Afghanistan : l'envoyé de l'ONU appelle à relancer les pourparlers de paix

17 septembre 2015

A l'occasion d'une réunion du Conseil de sécurité consacrée à la situation en Afghanistan, le Représentant spécial du Secrétaire général dans ce pays, Nicholas Haysom, a appelé jeudi à une relance des pourparlers de paix.

« Le conflit cette année a été l'un des plus intenses pour les forces de sécurité nationale afghanes », a souligné M. Haysom dans un exposé devant les membres du Conseil. « Comme nous l'avons dit lors de précédents exposés, nous nous attendons à ce que l'intensification de la violence dans le pays se poursuive tout au long de 2015 ».

Selon le Représentant spécial, «cela montre combien il est important de relancer un processus de paix viable ». « Comme l'a noté le Secrétaire général, les progrès réels dans le lancement d'un tel processus ont été marqués par les pourparlers officiels entre les talibans et une délégation du gouvernement à Murree en juillet », a-t-il ajouté.

« Cependant, il semble que les pourparlers de paix soient suspendus, surtout à cause d'un conflit interne au sein de la talibans après l'annonce inattendue de la mort du mollah Omar », a-t-il encore dit, réitérant son appel « à un contact direct entre les talibans et le gouvernement ».

Selon Nicholas Haysom, l'évolution de l'Afghanistan vers la stabilité et l'autonomie ne peut être tenue pour acquise. « L'exode des réfugiés actuelle reflète le découragement de nombreux Afghans », a-t-il souligné. « Un signal clair de la poursuite du soutien international permettra d'atténuer l'incertitude qui alimente cet exode ».
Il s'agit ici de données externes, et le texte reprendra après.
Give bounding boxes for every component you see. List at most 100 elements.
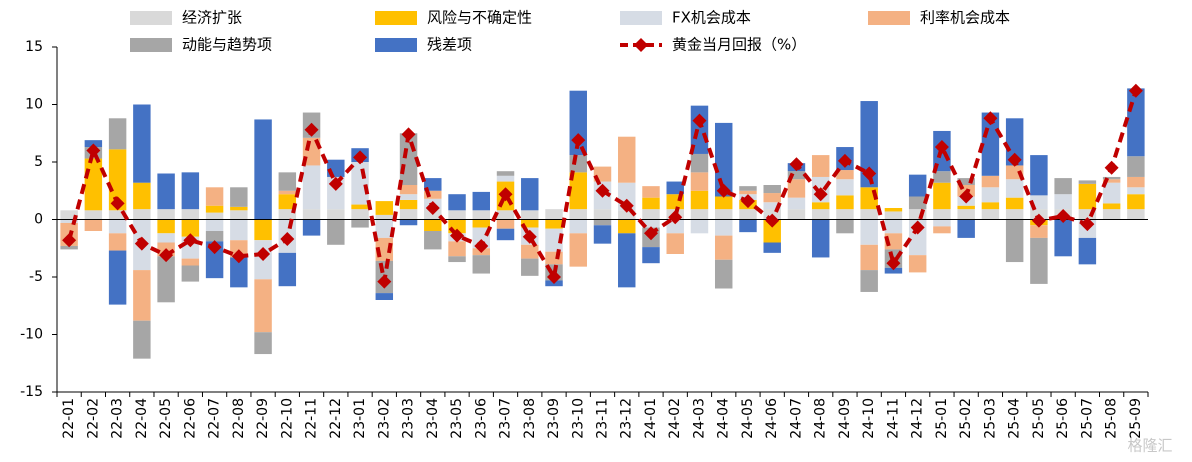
return-marker xyxy=(716,183,731,198)
bar-segment xyxy=(84,158,103,211)
bar-segment xyxy=(593,225,612,244)
bar-segment xyxy=(1127,156,1145,177)
x-tick-label: 24-04 xyxy=(716,398,732,439)
return-marker xyxy=(813,187,828,202)
x-tick-label: 25-03 xyxy=(982,398,998,439)
bar-segment xyxy=(302,209,321,220)
bar-segment xyxy=(254,332,272,355)
bar-segment xyxy=(448,194,466,211)
bar-segment xyxy=(60,219,78,223)
bar-segment xyxy=(787,197,806,210)
bar-segment xyxy=(521,219,539,228)
bar-segment xyxy=(375,293,394,300)
bar-segment xyxy=(739,186,757,191)
bar-segment xyxy=(545,219,563,229)
x-tick-label: 22-06 xyxy=(182,398,198,439)
bar-segment xyxy=(690,190,709,210)
x-tick-label: 24-12 xyxy=(910,398,926,439)
bar-segment xyxy=(1127,194,1145,210)
bar-segment xyxy=(278,172,297,191)
bar-segment xyxy=(884,208,903,212)
bar-segment xyxy=(157,173,175,210)
bar-segment xyxy=(1127,88,1145,157)
bar-segment xyxy=(981,202,1000,210)
bar-segment xyxy=(569,219,587,234)
bar-segment xyxy=(181,265,200,282)
bar-segment xyxy=(933,226,951,234)
legend-label: 残差项 xyxy=(427,36,472,54)
bar-segment xyxy=(278,190,297,195)
bar-segment xyxy=(157,256,175,303)
bar-segment xyxy=(133,182,151,210)
watermark: 格隆汇 xyxy=(1127,437,1172,455)
bar-segment xyxy=(1030,155,1048,196)
bar-segment xyxy=(690,209,709,220)
return-marker xyxy=(959,189,974,204)
x-tick-label: 23-09 xyxy=(546,398,562,439)
bar-segment xyxy=(933,209,951,220)
return-marker xyxy=(1128,83,1143,98)
return-marker xyxy=(401,127,416,142)
bar-segment xyxy=(1127,209,1145,220)
bar-segment xyxy=(763,242,781,253)
bar-segment xyxy=(957,219,975,238)
x-tick-label: 22-01 xyxy=(61,398,77,439)
bar-segment xyxy=(666,181,684,195)
legend-label: 黄金当月回报（%） xyxy=(672,36,806,54)
y-tick-label: 5 xyxy=(34,154,43,170)
x-tick-label: 23-03 xyxy=(401,398,417,439)
legend-marker xyxy=(634,38,648,52)
x-tick-label: 24-10 xyxy=(861,398,877,439)
bar-segment xyxy=(424,190,442,199)
bar-segment xyxy=(230,257,248,288)
bar-segment xyxy=(181,209,200,220)
bar-segment xyxy=(884,267,903,274)
bar-segment xyxy=(108,210,127,220)
bar-segment xyxy=(860,270,878,292)
x-tick-label: 25-04 xyxy=(1007,398,1023,439)
bar-segment xyxy=(642,209,660,220)
bar-segment xyxy=(1102,176,1121,180)
bar-segment xyxy=(593,209,612,220)
bar-segment xyxy=(448,210,466,220)
bar-segment xyxy=(108,149,127,211)
return-marker xyxy=(231,249,246,264)
bar-segment xyxy=(933,219,951,227)
bar-segment xyxy=(666,219,684,234)
bar-segment xyxy=(181,258,200,266)
bar-segment xyxy=(133,270,151,321)
bar-segment xyxy=(133,104,151,183)
bar-segment xyxy=(860,101,878,188)
bar-segment xyxy=(1078,209,1097,220)
bar-segment xyxy=(981,187,1000,203)
x-tick-label: 25-07 xyxy=(1079,398,1095,439)
return-marker xyxy=(547,270,562,284)
bar-segment xyxy=(545,209,563,220)
return-marker xyxy=(886,256,901,271)
bar-segment xyxy=(399,185,418,195)
legend-swatch xyxy=(130,11,172,25)
bar-segment xyxy=(108,250,127,305)
bar-segment xyxy=(205,219,224,231)
legend-label: 经济扩张 xyxy=(182,9,242,27)
bar-segment xyxy=(254,279,272,333)
bar-segment xyxy=(351,204,369,210)
return-marker xyxy=(134,236,149,251)
return-marker xyxy=(1104,160,1119,175)
bar-segment xyxy=(1054,194,1072,210)
bar-segment xyxy=(108,219,127,234)
legend-swatch xyxy=(620,11,662,25)
bar-segment xyxy=(1102,182,1121,204)
x-tick-label: 24-11 xyxy=(885,398,901,439)
return-marker xyxy=(522,229,537,244)
x-tick-label: 23-02 xyxy=(376,398,392,439)
bar-segment xyxy=(254,119,272,220)
bar-segment xyxy=(618,233,636,288)
bar-segment xyxy=(860,244,878,271)
x-tick-label: 25-05 xyxy=(1031,398,1047,439)
bar-segment xyxy=(569,233,587,267)
bar-segment xyxy=(739,219,757,233)
return-marker xyxy=(1056,209,1071,224)
bar-segment xyxy=(230,187,248,207)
« Le conflit continue à faire payer un lourd tribut aux civils afghans. Au cours des huit premiers mois de 2015, la MANUA a enregistré le plus grand nombre de victimes civiles depuis qu'elle a commencé à en faire le décompte », a-t-il ajouté. « Les éléments antigouvernementaux continuent de causer la majorité des décès et de blessés civils, bien que les décès causés par les forces de sécurité afghanes continuent d'augmenter ».

De son côté, le Directeur exécutif de l'Office des Nations Unies contre la drogue et le crime (ONUDC), Yury Fedotov, a fait le point sur la production d'opium en Afghanistan, rappelant que l'an dernier ce pays comptait pour 85% de la production mondiale d'opium et 77% de la production mondiale d'héroïne.

« Les drogues illicites alimentent l'instabilité, l'insurrection, la corruption et le crime organisé, tout en affaiblissant les institutions étatiques et la capacité générale de l'Afghanistan à promouvoir la paix et la bonne gouvernance », a dit M. Fedotov.

Il a indiqué que selon les derniers chiffres récoltés et qui seront bientôt officiellement publiés, la culture du pavot, à partir duquel sont produits l'opium et l'héroïne, est en baisse.

« Même si cette tendance reflète sans doute partiellement une autorégulation du marché mondial de l'héroïne, il s'agit néanmoins de nouvelles positives », a souligné le chef de l'ONUDC.